El ministro de Defensa, Sebastien Lecornu, ha asegurado que se reforzará el envío de soldados. "Más de 650 militares están ya en la zona. Habrá más en las próximas horas y días", ha señalado el político, presente en esta reunión de crisis. La gendarmería ha enviado también centenares de efectivos.

"La isla ha sido golpeada por una catástrofe, es impresionante, hace 90 años que no ocurre un fenómeno así. Los daños son muy considerables, las pérdidas humanas son difíciles a precisar y de momento sin cuantificar. Todos los servicios del estado y de seguridad están volcados", ha afirmado Bayrou, por su parte, tras la reunión de crisis.

"Corremos el riesgo de una crisis sanitaria, pero también de una hambruna", ha advertido el presidente del consejo departamental de Mayotte, que ha destacado el estado de destrucción del archipiélago, sobre todo en las zonas más deprimidas, pobladas de chabolas, donde el acceso por parte de los servicios de emergencia es más complicado. "El Estado asegura su apoyo a Mayotte, esperamos que llegue muy rápidamente", ha insistido. Las autoridades locales hablaban este domingo de "cientos o un millar de víctimas" y describían "un escenario apocalíptico".

El 85% de la población está sin electricidad, apenas funcionan las redes móviles y el agua está empezando a llegar ahora. Los aviones de rescate llegaron en la noche del domingo. El Servicio de Gestión de Emergencias Copernicus, un servicio creado por la Comisión Europea, ha sido activado este lunes.

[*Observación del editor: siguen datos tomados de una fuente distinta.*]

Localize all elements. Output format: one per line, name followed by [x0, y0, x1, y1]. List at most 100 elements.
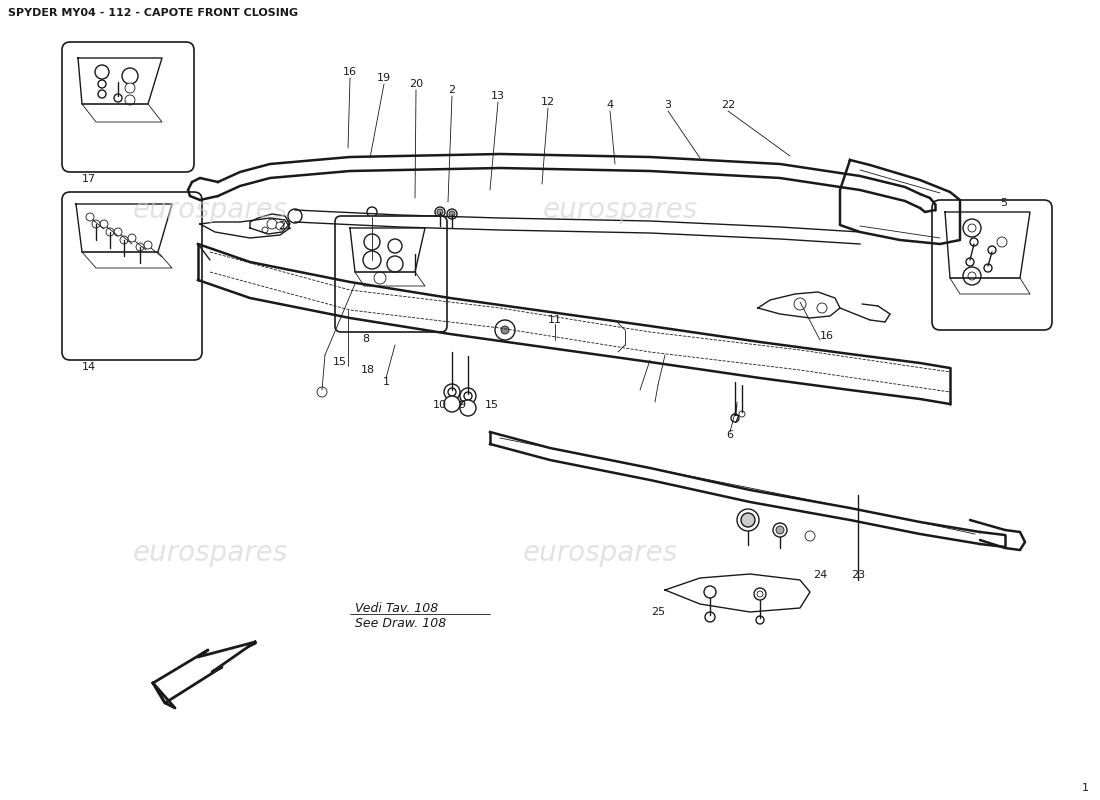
- Text: 1: 1: [1081, 783, 1089, 793]
- Circle shape: [144, 241, 152, 249]
- Text: See Draw. 108: See Draw. 108: [355, 617, 447, 630]
- Circle shape: [125, 95, 135, 105]
- Circle shape: [114, 94, 122, 102]
- Circle shape: [776, 526, 784, 534]
- Circle shape: [95, 65, 109, 79]
- Circle shape: [805, 531, 815, 541]
- Text: 7: 7: [732, 415, 739, 425]
- Circle shape: [464, 392, 472, 400]
- Text: 6: 6: [726, 430, 733, 440]
- Text: 16: 16: [343, 67, 358, 77]
- Circle shape: [267, 219, 277, 229]
- Circle shape: [737, 509, 759, 531]
- Circle shape: [122, 68, 138, 84]
- Circle shape: [970, 238, 978, 246]
- Circle shape: [364, 234, 380, 250]
- Circle shape: [86, 213, 94, 221]
- Circle shape: [997, 237, 1006, 247]
- Circle shape: [387, 256, 403, 272]
- Text: 5: 5: [1000, 198, 1006, 208]
- Circle shape: [125, 83, 135, 93]
- Circle shape: [704, 586, 716, 598]
- Text: 14: 14: [82, 362, 96, 372]
- Text: 15: 15: [333, 357, 346, 367]
- Circle shape: [968, 272, 976, 280]
- Text: 16: 16: [820, 331, 834, 341]
- Text: 11: 11: [548, 315, 562, 325]
- Circle shape: [376, 229, 384, 237]
- FancyBboxPatch shape: [932, 200, 1052, 330]
- FancyBboxPatch shape: [336, 216, 447, 332]
- Circle shape: [988, 246, 996, 254]
- Circle shape: [100, 220, 108, 228]
- Circle shape: [403, 250, 427, 274]
- Text: 2: 2: [449, 85, 455, 95]
- Circle shape: [425, 254, 446, 274]
- Circle shape: [449, 211, 455, 217]
- Circle shape: [444, 396, 460, 412]
- Text: 17: 17: [82, 174, 96, 184]
- Circle shape: [136, 243, 144, 251]
- Circle shape: [288, 209, 302, 223]
- Circle shape: [363, 251, 381, 269]
- Circle shape: [128, 234, 136, 242]
- Circle shape: [447, 209, 456, 219]
- Circle shape: [500, 326, 509, 334]
- FancyBboxPatch shape: [62, 42, 194, 172]
- Circle shape: [962, 219, 981, 237]
- Text: eurospares: eurospares: [132, 196, 287, 224]
- Circle shape: [409, 256, 421, 268]
- Text: 3: 3: [664, 100, 671, 110]
- Circle shape: [92, 220, 100, 228]
- Circle shape: [794, 298, 806, 310]
- Circle shape: [444, 384, 460, 400]
- Circle shape: [757, 591, 763, 597]
- Circle shape: [98, 80, 106, 88]
- Text: 18: 18: [361, 365, 375, 375]
- Circle shape: [367, 207, 377, 217]
- Circle shape: [448, 388, 456, 396]
- Text: 9: 9: [459, 400, 465, 410]
- Polygon shape: [153, 642, 255, 703]
- Text: 21: 21: [278, 221, 293, 231]
- Circle shape: [741, 513, 755, 527]
- Circle shape: [374, 272, 386, 284]
- Text: eurospares: eurospares: [132, 539, 287, 567]
- Text: 10: 10: [433, 400, 447, 410]
- Polygon shape: [153, 683, 175, 708]
- Circle shape: [106, 228, 114, 236]
- Text: 23: 23: [851, 570, 865, 580]
- Text: 15: 15: [485, 400, 499, 410]
- Circle shape: [739, 411, 745, 417]
- FancyBboxPatch shape: [62, 192, 202, 360]
- Circle shape: [773, 523, 786, 537]
- Text: Vedi Tav. 108: Vedi Tav. 108: [355, 602, 438, 615]
- Text: 12: 12: [541, 97, 556, 107]
- Circle shape: [756, 616, 764, 624]
- Text: 19: 19: [377, 73, 392, 83]
- Circle shape: [817, 303, 827, 313]
- Circle shape: [262, 227, 268, 233]
- Circle shape: [120, 236, 128, 244]
- Circle shape: [437, 209, 443, 215]
- Text: SPYDER MY04 - 112 - CAPOTE FRONT CLOSING: SPYDER MY04 - 112 - CAPOTE FRONT CLOSING: [8, 8, 298, 18]
- Circle shape: [317, 387, 327, 397]
- Text: 4: 4: [606, 100, 614, 110]
- Text: 25: 25: [651, 607, 666, 617]
- Text: 13: 13: [491, 91, 505, 101]
- Circle shape: [388, 239, 401, 253]
- Text: 20: 20: [409, 79, 424, 89]
- Circle shape: [460, 400, 476, 416]
- Text: 8: 8: [362, 334, 370, 344]
- Circle shape: [962, 267, 981, 285]
- Circle shape: [434, 207, 446, 217]
- Circle shape: [705, 612, 715, 622]
- Circle shape: [495, 320, 515, 340]
- Text: 24: 24: [813, 570, 827, 580]
- Circle shape: [966, 258, 974, 266]
- Circle shape: [276, 222, 284, 230]
- Text: eurospares: eurospares: [542, 196, 697, 224]
- Circle shape: [407, 236, 424, 252]
- Circle shape: [984, 264, 992, 272]
- Circle shape: [732, 414, 739, 422]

François-Xavier Bieuville, el prefecto de Mayotte, ha asegurado que "en los próximos días llegarán otros refuerzos especializados en gestión de crisis y producción de agua para satisfacer las necesidades de los vecinos". El hospital, según ha explicado la ministra de Sanidad en funciones, no está en condiciones de atender a las víctimas. "Todos los barrios de chabolas están en ruinas, lo que sugiere que habrá un número considerable de víctimas", ha comentado a la agencia AFP una fuente cercana a las autoridades.

Presión migratoria, inseguridad, pobreza. Chido ha golpeado el lugar más deprimido de los territorios franceses. La isla de Mayotte está situada a la entrada del Canal de Mozambique, a 1.700 km de Reunión y a 350 km de Madagascar. Esta proximidad facilita la inmigración ilegal desde las Comoras, uno de los países más pobres del mundo. El ex ministro del Interior, Gérald Darmanin, ordenó allí el desmantelamiento de varios campamentos de inmigrantes ilegales.

Aunque aún se desconoce el número total de víctimas, la presidenta de la Asamblea francesa guardó un minuto de silencio por las víctimas. "El costo humano, todavía muy provisional, parece particularmente elevado [...] Las aldeas fueron arrasadas, miles de casas perdieron sus techos y las infraestructuras sufrieron daños. Mayotte está devastada", ha declarado Yaël Braun-Pivet.